NEW YORK: US government bond yields rose on Monday, as risk appetite was lifted by the US-Mexico trade and migration deal signed on Friday, tempering expectations of interest rate cuts in 2019.
US President Donald Trump had threatened tariffs on Mexican goods unless Mexico stopped the flow of undocumented immigrants across the two countries' border. On Friday, the tariffs were called off after an agreement was reached.
"Trump's walking back of potential tariffs on Mexican imports has offered a reprieve, not reversal, of the recent bullish price action in Treasuries," wrote Ian Lyngen, head of US rates strategy at BMO Capital Markets.
The resolution of the Mexico trade dispute did not fundamentally alter the chances of a deal with China, Lyngen said. The market brushed off Trump's comments on Monday that he was ready to impose another round of tariffs on Chinese imports if he does not reach a deal with China's president at a Group of 20 summit later this month, however.
The benchmark 10-year yield rose 6.3 basis points to 2.145%; the seven-year yield was also 6.3 basis points higher to 2.031%. At the long end, the 30-year yield was up 5.3 basis points to 2.624%. That steepened the yield curve, measured as the spread between the two- and 10-year yields, to 24.3 basis points.

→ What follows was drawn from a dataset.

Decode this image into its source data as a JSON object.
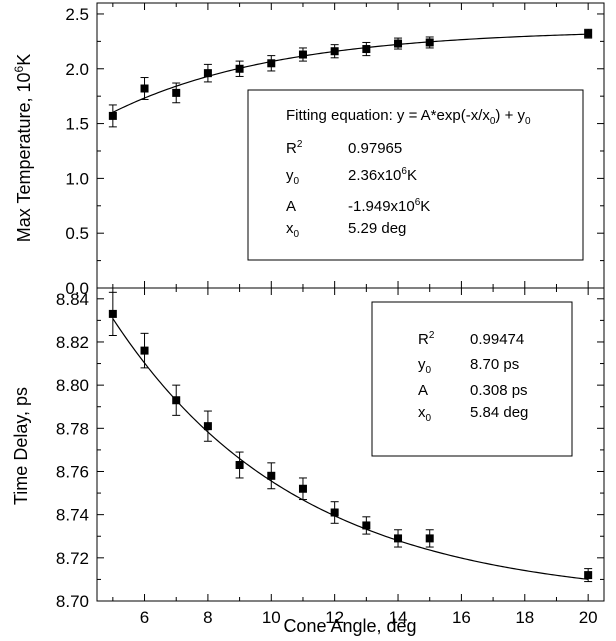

Also bolstering risk sentiment was a drop in interest rate cut expectations for 2019.
On Friday, the 10-year yield hit its lowest since September 2017 as domestic employers hired far fewer workers than expected in May. Weak employment data last week, alongside dovish comments from Fed Chair Jerome Powell, significantly raised expectations of rate cuts in 2019.
Trading off the US-Mexico deal resolution, two-year yields , which reflect market expectations of rate cuts, rose 5.1 basis points to 1.900%. Using CME Group's FedWatch tool, expectations for a rate cut at the Fed's June meeting fell to 19.2% Monday from 25% on Friday and from 66.3% to 65% for the July.
That sentiment was echoed in a note from a Goldman Sachs economist on Monday.
"Although it is a close call, we still expect the (Federal Open Markets Committee) to keep the funds rate unchanged in the remainder of the year," economist Jan Hatzius wrote. Powell's promise to act "as appropriate" was not meant to signal a rate cut, he said, but was merely meant to show the US central bank was not tone deaf to rising trade tensions.